Église catholiqueLa police n’a rien su des abus sexuels suspectés pendant des mois
Alors qu’en mai déjà, la Conférence des évêques suisses apprenait que des prêtres étaient accusés d'abus sexuels, la police n’a reçu des plaintes que la semaine passée.
La police cantonale fribourgeoise et le Ministère public vaudois ont confirmé au «SonntagsBlick» que ce n'est que le vendredi 8 septembre dernier, soit après les recherches du journal alémanique, que des plaintes pour abus sexuels ont été déposées par les évêques.
Pourtant, Felix Gmür, président de la Conférence des évêques suisses, avait été informé le 24 mai dernier déjà des graves accusations portées par le curé Nicolas Betticher contre six évêques.
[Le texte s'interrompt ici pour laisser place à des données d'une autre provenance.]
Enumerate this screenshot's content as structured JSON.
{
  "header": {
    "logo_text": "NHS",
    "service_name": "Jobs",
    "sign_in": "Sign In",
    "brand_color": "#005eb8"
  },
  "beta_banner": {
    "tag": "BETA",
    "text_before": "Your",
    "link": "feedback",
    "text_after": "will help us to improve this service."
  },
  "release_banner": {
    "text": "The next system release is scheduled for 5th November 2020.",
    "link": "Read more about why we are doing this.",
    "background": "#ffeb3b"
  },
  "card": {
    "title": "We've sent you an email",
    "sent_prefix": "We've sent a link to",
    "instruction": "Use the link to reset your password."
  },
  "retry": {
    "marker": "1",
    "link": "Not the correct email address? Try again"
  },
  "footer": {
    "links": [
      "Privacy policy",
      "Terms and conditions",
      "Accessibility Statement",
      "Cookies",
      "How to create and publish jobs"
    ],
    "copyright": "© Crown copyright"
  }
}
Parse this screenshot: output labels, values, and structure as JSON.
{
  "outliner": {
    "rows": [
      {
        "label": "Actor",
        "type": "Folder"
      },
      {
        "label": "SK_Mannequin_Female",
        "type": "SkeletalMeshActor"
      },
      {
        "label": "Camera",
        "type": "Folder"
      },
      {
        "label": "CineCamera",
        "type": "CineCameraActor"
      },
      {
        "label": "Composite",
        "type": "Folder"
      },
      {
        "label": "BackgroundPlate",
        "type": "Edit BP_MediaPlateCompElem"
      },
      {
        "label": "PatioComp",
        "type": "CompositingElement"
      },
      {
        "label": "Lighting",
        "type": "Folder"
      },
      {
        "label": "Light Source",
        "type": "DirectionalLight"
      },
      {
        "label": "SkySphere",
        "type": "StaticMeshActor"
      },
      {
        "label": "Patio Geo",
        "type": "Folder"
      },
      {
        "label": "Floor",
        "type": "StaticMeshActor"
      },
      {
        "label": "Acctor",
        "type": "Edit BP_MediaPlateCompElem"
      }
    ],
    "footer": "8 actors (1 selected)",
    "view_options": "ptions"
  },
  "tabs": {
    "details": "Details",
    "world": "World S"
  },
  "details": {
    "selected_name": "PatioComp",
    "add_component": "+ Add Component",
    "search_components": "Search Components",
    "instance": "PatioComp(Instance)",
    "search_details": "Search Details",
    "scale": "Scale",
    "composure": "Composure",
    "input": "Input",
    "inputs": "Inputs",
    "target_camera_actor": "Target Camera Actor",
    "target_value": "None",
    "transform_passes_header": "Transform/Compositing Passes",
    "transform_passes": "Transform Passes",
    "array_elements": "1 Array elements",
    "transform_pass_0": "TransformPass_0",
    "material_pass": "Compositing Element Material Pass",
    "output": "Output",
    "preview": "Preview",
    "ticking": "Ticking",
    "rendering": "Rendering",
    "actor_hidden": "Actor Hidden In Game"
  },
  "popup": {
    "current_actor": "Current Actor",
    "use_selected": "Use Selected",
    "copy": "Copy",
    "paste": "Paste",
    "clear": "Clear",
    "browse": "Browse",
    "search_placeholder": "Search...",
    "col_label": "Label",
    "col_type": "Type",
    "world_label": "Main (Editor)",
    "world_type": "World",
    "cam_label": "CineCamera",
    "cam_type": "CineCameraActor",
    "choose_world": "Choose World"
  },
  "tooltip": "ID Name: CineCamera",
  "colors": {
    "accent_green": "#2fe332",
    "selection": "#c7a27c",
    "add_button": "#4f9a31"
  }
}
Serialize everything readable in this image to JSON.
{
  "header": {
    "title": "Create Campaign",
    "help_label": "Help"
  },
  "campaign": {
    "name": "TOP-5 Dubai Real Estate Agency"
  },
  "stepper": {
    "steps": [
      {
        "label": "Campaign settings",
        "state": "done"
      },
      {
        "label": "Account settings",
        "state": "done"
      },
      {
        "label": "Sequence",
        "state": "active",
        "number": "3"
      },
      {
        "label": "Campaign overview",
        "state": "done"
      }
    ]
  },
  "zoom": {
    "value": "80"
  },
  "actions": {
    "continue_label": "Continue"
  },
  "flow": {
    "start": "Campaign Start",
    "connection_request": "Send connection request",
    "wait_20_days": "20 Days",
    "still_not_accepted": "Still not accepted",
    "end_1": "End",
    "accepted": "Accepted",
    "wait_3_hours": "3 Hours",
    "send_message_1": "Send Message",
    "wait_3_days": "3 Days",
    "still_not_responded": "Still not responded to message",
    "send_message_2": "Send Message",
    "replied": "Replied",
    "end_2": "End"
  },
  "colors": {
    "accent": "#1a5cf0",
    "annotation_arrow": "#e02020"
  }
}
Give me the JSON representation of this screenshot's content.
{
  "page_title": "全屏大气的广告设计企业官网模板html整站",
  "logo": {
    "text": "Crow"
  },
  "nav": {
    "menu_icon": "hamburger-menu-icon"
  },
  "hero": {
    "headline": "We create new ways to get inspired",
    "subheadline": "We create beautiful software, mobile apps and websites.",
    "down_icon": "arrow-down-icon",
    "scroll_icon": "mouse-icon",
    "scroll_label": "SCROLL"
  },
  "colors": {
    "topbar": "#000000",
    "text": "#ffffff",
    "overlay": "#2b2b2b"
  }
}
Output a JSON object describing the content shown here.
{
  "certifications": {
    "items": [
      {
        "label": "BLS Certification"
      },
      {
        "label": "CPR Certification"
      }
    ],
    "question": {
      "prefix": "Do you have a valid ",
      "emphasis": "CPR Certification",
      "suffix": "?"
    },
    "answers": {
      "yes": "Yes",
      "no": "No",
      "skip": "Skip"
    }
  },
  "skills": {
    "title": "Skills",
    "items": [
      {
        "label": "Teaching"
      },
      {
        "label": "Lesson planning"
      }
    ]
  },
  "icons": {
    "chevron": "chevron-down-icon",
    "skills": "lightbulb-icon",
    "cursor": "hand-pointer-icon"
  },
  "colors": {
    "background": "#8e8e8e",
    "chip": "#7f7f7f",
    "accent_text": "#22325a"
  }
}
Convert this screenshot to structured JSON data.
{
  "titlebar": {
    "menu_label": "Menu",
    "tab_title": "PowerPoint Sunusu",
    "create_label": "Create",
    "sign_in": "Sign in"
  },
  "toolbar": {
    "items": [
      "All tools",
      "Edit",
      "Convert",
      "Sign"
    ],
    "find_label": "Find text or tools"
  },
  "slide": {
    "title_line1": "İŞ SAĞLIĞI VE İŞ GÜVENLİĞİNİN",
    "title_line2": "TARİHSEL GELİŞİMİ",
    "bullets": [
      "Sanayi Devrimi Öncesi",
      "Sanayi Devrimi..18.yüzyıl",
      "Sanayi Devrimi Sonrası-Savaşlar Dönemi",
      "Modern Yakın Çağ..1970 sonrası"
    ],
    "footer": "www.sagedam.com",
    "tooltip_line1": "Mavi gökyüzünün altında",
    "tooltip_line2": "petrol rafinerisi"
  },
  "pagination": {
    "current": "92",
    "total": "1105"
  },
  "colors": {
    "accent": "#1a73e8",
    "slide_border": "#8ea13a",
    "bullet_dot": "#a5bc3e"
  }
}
Certes, l’évêque Joseph Bonnemain avait été chargé alors par Rome de l’enquête préliminaire interne. Mais l'idée de faire appel à la police n'est apparemment venue à personne avant les recherches du «SonntagsBlick», déplore le journal.
Interrogé à ce propos, Felix Gmür ne répond pas. Et l'évêché de Coire justifie l'hésitation de Joseph Bonnemain par les informations jugées vagues du lanceur d'alerte Nicolas Betticher: «Il s'agit d'accusations, de suppositions et de questions. Il manquait toutefois des informations concrètes pour chaque situation décrite», estime l’évêché. L'évêque aurait voulu clarifier ces imprécisions dans son enquête préliminaire ecclésiastique avant d’aller à la police.
«A quel point peut-on être stupide?»
Dans les milieux ecclésiastiques, le comportement de la hiérarchise du clergé catholique suscite l'incompréhension. «A quel point peut-on être stupide pour commettre à nouveau toutes les erreurs connues dans un cas aussi explosif? Les évêques affirment pourtant qu'ils font immédiatement appel à la police», s’insurge un cadre du diocèse de Coire souhaitant rester anonyme. Et pour Simon Spengler, porte-parole des catholiques zurichois, «c'est une honte. Les évêques continuent à n'agir que lorsque la pression des médias devient trop forte. Ce qui dérange les apparences est dissimulé aussi longtemps que possible. C'est systématique, et il n'y a pas eu de changement», déplore-t-il.
Documents toujours gardés secrets
Monika Dommann et Marietta Meier, les deux historiennes de l'Uni de Zurich dont l’étude a révélé les nombreux cas d’abus sexuels au sein de l’Eglise catholique suisse depuis 1950 avaient demandé l'accès aux archives de la nonciature (ndlr. l'intermédiaire entre les diocèses suisses et Rome) à Berne. Mais Martin Krebs, archevêque et nonce apostolique, le leur a refusé. Le «SonntagsBlick» s’est aussi vu refuser catégoriquement l’accès à ces archives. L’archevêque se justifie par la Convention de Vienne de 1961 sur les relations diplomatiques de portée internationale. Elle stipule que les archives des ambassades sont inviolables à tout moment, où qu'elles se trouvent. Martin Krebs s'oppose aussi à un accès ponctuel aux dossiers, concentré uniquement sur les cas d’abus.